From February 1998, John Bruton knew that Fine Gael had received $50,000 from Telenor, which was part of the Esat consortium. To his credit, he ordered that it be returned.
The payment was, the tribunal reports, “secretive, utterly lacking in transparency and designed to conceal the fact of such a payment”. Fine Gael knew that an utterly unacceptable donation had been made in a decidedly fishy manner. Fine Gael kept this knowledge entirely to itself. It took media disclosures in 2001 to bring the episode to the tribunal’s attention. Otherwise, as Moriarty concludes, “the matter would have remained hidden from public knowledge”.

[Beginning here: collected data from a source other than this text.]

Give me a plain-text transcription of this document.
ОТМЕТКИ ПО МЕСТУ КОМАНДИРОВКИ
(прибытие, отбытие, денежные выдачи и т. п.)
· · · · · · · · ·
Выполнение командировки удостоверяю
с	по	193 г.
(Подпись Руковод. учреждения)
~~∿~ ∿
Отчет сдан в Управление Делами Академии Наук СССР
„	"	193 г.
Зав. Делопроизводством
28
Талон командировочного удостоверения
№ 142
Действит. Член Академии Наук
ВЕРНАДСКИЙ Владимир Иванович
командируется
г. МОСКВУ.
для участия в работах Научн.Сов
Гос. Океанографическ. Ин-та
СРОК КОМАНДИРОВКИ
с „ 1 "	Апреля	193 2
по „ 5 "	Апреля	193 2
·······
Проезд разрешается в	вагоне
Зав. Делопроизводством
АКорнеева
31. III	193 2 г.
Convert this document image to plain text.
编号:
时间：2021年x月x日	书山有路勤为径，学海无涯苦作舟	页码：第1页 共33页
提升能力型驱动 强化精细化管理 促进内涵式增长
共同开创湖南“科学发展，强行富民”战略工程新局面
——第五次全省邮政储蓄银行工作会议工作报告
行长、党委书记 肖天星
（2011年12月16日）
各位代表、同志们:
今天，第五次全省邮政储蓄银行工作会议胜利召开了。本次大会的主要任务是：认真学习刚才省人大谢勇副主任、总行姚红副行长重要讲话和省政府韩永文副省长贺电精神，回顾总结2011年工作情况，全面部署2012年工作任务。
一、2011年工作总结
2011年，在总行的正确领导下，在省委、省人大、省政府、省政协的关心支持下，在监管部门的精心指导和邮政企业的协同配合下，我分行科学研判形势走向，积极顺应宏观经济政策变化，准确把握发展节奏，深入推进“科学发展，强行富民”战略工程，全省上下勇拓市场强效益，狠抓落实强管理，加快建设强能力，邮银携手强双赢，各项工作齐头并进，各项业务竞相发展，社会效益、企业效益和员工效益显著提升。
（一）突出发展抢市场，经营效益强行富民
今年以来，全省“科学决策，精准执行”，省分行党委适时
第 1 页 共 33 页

Given that the money was returned this may not be a hanging offence. And while it is true that the present government are not collectively responsible for the deeds of the rainbow coalition, Enda Kenny himself is but one common thread between then and now and he should wipe the slate clean in the floor of the House . Today he should also seize the opportunity to commit the government to wholesale political reform including that of party funding and the appointment of a powerful independent Electoral Commission.
Another anomaly is the wrangle over allowing Michael Lowry any time at all at this stage to defend himself in the Dail, while the Moriarty report is being considered by the DPP and the Gardai. This would appear to breach the normal parliamentary sub judice convention of not debating matters which are under investigation by police or prosecutors and is bound to be seen as prejudicing any slim chance of prosecutions. It would I think be inconceivable at Westminster.
The handling of the new coalition’s first big set piece debate on political reform will feed suspicions that the whole political establishment are embarked on a damage limitation exercise rather that laying everything out in the open in the interests of the ” transformation” promised in the campaign.
Let’s hope they prove this is an unworthy thought, but this is not the best of starts.